DOI: 10.1142/s0218271825410081 ISSN: 0218-2718

What may come beyond the Wheeler–DeWitt approach?

Tatyana P. Shestakova

The goal of this paper is to compare the Wheeler–DeWitt approach, understood in a broad sense, with an alternative one, the so-called extended phase space approach to quantization of gravity. By “the Wheeler–DeWitt approach”, I mean not only quantum geometrodynamics formulated by DeWitt in his seminal paper of 1967, but also any approach to quantization of gravity based on the Wheeler–DeWitt equation in some form. Since the Wheeler–DeWitt equation is a direct consequence of the Dirac formalism, its analysis requires examination of the latter and its application to gravity. In particular, I argue that there is a contradiction between canonical quantization and the idea put forward by founders of quantum gravity that, in this theory, all possible spacetime topologies should be taken into account. The path integral approach seems to be more adequate then the canonical approach.

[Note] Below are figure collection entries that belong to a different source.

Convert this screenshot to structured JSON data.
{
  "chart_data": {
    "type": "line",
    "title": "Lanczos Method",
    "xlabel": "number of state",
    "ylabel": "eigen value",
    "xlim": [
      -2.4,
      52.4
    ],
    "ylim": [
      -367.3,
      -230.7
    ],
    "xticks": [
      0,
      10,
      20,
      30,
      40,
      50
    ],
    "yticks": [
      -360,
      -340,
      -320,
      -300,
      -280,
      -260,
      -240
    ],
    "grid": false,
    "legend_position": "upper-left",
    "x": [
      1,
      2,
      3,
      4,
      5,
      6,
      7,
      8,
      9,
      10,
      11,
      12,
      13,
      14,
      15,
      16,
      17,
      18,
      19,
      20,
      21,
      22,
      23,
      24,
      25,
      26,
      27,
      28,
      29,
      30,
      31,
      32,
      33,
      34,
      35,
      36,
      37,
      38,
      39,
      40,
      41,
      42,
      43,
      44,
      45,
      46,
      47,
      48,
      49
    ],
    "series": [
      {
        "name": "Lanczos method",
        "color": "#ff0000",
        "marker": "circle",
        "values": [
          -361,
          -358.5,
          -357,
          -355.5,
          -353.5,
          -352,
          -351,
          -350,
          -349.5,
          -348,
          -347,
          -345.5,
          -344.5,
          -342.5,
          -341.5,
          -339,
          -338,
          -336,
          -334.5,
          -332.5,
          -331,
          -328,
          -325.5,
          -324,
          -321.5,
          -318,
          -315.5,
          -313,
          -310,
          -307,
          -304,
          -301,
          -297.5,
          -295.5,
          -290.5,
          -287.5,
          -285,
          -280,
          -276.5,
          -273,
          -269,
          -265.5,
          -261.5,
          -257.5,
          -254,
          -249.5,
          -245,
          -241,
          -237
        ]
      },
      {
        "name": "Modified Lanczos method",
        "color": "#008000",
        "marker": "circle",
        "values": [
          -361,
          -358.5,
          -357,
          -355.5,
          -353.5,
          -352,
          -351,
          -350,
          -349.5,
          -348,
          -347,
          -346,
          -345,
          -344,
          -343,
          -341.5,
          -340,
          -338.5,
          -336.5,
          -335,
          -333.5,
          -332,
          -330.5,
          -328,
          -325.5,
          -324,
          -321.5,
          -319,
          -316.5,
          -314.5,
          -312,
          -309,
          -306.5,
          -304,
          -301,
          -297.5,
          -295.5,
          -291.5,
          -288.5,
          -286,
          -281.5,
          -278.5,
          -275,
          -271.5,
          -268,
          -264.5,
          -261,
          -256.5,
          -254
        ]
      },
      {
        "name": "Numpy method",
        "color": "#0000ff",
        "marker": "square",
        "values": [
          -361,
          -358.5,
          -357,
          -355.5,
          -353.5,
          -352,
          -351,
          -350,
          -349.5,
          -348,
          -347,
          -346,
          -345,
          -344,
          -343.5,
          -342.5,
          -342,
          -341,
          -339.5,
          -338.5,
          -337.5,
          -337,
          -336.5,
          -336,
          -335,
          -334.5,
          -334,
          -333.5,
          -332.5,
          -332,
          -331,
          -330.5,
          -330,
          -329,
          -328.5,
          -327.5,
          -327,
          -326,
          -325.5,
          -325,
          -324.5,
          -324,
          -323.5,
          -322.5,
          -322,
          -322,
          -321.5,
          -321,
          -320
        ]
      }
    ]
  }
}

However, to derive the Wheeler–DeWitt equation from the path integral, most authors make the assumption about asymptotic states, that again contradicts the supposition of arbitrary spacetime topology. The extended phase space formalism is entirely based on the path integral approach. Note that if one refuses the assumption about asymptotic states, one cannot prove the gauge invariance of the path integral, and the Wheeler–DeWitt equation loses its sense. In the alternative approach, one derives the Schrödinger equation instead. Thus, the extended phase space approach is really beyond the Wheeler–DeWitt approach. The features of this alternative approach are explored with special emphasis on conclusions that cannot be obtained by using the Wheeler–DeWitt quantum geometrodynamics.